Neuer Mann – neues Glück?

1. KAPITEL

„Peachy Acres ist ein blöder Name“, murrte Drew auf dem Rücksitz.

Danke, Mr. Optimismus. Mackenzie Green, beherzte alleinerziehende Mutter und Besitzerin eines Minivans, der älter war als ihre neunjährigen Zwillinge, seufzte leise.

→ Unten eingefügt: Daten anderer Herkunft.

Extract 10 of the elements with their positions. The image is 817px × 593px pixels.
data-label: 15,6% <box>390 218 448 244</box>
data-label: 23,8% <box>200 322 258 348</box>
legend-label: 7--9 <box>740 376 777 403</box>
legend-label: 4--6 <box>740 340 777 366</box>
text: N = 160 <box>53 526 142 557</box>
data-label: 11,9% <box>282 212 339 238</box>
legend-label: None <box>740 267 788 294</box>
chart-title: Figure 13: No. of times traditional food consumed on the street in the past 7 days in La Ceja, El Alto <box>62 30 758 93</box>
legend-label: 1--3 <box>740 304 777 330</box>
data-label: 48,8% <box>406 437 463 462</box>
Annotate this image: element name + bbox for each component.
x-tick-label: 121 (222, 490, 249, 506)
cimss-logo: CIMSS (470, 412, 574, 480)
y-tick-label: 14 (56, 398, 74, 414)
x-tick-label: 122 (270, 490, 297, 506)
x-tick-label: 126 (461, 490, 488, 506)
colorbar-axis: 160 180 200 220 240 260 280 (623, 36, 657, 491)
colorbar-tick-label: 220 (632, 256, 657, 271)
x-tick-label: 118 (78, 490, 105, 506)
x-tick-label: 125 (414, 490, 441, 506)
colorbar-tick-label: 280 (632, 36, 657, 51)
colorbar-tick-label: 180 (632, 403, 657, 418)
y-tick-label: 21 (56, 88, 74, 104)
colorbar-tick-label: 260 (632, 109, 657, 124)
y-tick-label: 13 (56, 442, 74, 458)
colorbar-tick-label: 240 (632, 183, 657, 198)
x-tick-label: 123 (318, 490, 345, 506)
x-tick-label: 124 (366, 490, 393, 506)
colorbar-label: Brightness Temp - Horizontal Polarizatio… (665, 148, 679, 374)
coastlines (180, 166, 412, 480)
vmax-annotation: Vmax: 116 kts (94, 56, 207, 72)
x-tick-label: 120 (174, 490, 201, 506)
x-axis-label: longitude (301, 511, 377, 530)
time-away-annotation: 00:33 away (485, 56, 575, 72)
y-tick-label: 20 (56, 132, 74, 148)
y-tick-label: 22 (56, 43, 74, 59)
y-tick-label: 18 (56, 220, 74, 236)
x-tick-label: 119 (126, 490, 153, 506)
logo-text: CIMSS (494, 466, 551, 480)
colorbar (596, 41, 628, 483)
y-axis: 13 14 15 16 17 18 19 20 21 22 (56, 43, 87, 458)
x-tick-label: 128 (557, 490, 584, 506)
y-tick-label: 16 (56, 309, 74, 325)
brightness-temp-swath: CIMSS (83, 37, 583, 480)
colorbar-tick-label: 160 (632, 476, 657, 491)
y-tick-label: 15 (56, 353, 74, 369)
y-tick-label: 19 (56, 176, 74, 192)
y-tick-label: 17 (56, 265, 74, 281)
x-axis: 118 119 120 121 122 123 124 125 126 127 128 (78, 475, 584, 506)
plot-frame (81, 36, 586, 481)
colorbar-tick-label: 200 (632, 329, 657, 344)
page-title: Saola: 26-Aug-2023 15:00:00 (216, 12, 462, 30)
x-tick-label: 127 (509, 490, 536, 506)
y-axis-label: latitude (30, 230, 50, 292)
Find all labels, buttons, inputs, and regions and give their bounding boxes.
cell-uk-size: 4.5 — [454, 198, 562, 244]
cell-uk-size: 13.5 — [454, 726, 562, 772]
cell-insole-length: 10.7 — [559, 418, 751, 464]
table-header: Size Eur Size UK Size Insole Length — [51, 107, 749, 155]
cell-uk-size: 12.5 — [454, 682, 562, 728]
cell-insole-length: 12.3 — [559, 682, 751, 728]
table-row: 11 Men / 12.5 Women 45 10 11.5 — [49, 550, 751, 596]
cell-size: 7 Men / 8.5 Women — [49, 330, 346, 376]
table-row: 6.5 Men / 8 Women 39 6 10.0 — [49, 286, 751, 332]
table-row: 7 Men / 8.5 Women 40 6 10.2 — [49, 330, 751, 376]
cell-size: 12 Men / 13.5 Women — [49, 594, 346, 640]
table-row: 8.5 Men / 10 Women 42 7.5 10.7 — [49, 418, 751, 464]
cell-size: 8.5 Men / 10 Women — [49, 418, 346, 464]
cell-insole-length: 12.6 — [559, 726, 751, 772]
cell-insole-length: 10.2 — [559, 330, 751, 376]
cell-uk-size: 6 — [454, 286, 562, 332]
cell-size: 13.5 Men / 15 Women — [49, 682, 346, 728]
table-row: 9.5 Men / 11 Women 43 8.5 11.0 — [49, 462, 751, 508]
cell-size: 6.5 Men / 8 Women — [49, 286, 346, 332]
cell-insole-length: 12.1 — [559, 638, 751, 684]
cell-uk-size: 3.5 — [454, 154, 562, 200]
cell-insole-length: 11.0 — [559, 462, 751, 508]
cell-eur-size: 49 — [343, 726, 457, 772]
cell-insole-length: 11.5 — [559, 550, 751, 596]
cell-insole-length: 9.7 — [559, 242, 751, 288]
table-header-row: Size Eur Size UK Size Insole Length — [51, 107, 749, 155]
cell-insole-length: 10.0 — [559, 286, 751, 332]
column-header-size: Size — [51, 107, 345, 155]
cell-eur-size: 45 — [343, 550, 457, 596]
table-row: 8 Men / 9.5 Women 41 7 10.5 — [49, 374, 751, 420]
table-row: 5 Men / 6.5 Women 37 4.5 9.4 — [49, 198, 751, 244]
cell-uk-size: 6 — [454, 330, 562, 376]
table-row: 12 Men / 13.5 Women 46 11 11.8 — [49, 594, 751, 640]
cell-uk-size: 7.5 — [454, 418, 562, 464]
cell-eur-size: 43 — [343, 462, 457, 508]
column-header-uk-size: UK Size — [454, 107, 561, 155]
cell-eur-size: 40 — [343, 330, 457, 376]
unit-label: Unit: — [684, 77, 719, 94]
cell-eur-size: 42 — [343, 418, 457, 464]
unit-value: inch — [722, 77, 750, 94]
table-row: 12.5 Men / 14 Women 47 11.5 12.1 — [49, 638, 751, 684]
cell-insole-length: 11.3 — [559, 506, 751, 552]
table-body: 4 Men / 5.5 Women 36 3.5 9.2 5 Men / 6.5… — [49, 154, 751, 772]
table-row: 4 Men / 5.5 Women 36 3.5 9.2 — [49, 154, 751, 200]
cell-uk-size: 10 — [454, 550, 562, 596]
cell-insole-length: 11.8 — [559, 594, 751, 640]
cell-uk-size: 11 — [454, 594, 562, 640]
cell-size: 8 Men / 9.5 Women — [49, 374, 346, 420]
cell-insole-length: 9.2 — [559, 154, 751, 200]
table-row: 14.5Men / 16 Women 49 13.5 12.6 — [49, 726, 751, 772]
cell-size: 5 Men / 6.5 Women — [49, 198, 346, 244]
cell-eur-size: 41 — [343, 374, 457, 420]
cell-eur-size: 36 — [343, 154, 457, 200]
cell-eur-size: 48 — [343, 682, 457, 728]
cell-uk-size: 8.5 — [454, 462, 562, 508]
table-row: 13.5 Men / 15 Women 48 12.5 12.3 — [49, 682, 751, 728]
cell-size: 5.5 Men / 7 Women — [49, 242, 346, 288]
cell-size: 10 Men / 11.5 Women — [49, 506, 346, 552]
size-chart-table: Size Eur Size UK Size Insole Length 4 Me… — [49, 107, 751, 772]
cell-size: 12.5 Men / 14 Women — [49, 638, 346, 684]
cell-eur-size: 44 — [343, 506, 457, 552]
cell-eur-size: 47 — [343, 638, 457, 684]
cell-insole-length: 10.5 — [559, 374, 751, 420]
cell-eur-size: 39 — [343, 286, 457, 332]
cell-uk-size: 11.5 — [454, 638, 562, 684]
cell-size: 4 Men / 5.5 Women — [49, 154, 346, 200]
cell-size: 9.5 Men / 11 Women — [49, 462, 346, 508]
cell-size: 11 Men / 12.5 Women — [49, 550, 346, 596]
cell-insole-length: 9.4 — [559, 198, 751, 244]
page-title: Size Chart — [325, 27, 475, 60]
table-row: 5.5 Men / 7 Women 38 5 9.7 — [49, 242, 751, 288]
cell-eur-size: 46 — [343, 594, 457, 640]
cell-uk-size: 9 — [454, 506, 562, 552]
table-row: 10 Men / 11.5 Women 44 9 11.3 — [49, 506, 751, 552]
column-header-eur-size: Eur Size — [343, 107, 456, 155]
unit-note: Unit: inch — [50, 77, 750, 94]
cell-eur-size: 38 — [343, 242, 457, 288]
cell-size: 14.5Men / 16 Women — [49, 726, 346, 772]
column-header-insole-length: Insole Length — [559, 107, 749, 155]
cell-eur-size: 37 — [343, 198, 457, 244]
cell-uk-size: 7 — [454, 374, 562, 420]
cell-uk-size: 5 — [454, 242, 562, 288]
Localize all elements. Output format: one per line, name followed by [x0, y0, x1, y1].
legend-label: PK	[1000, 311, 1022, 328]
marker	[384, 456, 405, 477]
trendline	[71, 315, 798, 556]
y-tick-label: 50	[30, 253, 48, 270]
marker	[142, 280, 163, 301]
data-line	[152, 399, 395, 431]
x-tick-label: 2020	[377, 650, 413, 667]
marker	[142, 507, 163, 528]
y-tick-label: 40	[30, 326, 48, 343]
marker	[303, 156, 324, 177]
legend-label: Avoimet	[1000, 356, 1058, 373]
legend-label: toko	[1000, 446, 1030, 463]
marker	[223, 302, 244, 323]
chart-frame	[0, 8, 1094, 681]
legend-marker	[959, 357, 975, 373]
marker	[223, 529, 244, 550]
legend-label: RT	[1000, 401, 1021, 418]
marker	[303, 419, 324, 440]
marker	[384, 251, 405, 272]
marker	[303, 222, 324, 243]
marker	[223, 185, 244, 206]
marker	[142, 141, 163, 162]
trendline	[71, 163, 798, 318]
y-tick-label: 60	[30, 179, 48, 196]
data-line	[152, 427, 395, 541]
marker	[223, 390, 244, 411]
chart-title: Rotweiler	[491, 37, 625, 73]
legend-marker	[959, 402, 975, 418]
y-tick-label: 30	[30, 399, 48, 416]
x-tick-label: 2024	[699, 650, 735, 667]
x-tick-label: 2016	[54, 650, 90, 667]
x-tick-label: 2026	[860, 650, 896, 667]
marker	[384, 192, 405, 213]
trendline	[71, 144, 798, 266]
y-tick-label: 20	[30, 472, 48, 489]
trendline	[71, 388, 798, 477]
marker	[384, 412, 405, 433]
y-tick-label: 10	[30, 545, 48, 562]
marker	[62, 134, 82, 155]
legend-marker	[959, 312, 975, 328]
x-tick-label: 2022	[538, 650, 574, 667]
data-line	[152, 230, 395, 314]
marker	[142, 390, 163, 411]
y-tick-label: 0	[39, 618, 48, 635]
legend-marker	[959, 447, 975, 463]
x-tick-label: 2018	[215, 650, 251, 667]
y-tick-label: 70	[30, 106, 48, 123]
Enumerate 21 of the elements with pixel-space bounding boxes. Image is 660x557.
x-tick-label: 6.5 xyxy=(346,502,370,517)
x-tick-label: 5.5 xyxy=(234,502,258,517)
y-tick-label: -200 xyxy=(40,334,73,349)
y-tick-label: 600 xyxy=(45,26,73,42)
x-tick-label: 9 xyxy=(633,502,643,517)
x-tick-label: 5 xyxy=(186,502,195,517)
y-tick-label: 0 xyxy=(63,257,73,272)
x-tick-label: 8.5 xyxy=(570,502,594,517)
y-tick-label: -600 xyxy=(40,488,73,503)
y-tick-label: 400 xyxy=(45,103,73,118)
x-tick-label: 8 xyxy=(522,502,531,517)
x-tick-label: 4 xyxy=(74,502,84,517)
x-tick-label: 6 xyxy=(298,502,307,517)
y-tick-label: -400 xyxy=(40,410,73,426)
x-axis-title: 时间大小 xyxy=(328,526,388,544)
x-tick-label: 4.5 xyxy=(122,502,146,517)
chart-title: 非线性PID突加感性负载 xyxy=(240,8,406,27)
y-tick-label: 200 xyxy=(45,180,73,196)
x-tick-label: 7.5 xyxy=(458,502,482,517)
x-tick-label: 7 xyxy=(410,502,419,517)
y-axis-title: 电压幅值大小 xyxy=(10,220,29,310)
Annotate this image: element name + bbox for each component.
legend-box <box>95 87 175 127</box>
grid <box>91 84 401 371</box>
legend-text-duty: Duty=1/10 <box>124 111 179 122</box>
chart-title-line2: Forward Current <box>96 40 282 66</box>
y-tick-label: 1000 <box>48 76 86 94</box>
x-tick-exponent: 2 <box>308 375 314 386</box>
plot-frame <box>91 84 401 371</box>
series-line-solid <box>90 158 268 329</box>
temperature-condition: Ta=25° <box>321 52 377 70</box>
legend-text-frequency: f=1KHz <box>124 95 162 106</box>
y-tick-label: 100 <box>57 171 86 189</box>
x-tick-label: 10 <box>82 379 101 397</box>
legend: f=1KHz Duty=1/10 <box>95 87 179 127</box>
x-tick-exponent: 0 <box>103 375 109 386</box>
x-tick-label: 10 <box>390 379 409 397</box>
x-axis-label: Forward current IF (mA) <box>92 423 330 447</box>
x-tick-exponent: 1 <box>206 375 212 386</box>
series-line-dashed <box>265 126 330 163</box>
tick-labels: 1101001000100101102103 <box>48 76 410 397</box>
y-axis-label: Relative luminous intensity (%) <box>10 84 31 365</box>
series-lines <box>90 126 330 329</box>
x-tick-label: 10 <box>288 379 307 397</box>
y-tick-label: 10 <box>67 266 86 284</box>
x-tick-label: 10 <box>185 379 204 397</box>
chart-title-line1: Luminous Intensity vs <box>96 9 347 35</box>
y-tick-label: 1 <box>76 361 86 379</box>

Kenzie konnte die Traurigkeit ihres Sohnes über den Umzug nachempfinden. Dennoch, seine Abwehrhaltung machte die vierstündige Fahrt von Raindrop, North Carolina, nach Atlanta, Georgia, gefühlsmäßig zu einer endlosen Odyssee quer durchs Land. Zu einer Reise ins Unbekannte.

Hinter Kenzie saß Leslie. Ihre Stimme nahm einen schulmeisterlichen Ton an. „Wahrscheinlich heißt die Wohnanlage Peachy Acres, weil der Spitzname für Georgia ‚Peach State‘ – Pfirsichstaat – ist“, belehrte sie ihren Bruder.

Drew zeigte sich unbeeindruckt. „Schlauberger. Ich hasse es, wenn du so redest, als wärst du älter als ich. Wir sind gleich alt!“

„Ein Mensch muss nicht älter sein, um klüger zu sein.“

„Es reicht!“ Kenzie holte tief Luft. Nur die Liebe zu ihren Kindern hielt sie davon ab, sie für den Rest der Fahrt auf dem Dach des Vans festzubinden. „Hört auf zu streiten.“

Kenzie verspürte immer leichten Neid, wenn sie von unzertrennlichen Zwillingen hörte. Es wäre schon ein Segen, wenn sich ihre Kinder mal einen Tag nicht stritten. Verdammt, eine Stunde. Heute war es besonders schlimm. Die Kinder waren angespannt, weil sie von ihrem Zuhause hatten Abschied nehmen müssen.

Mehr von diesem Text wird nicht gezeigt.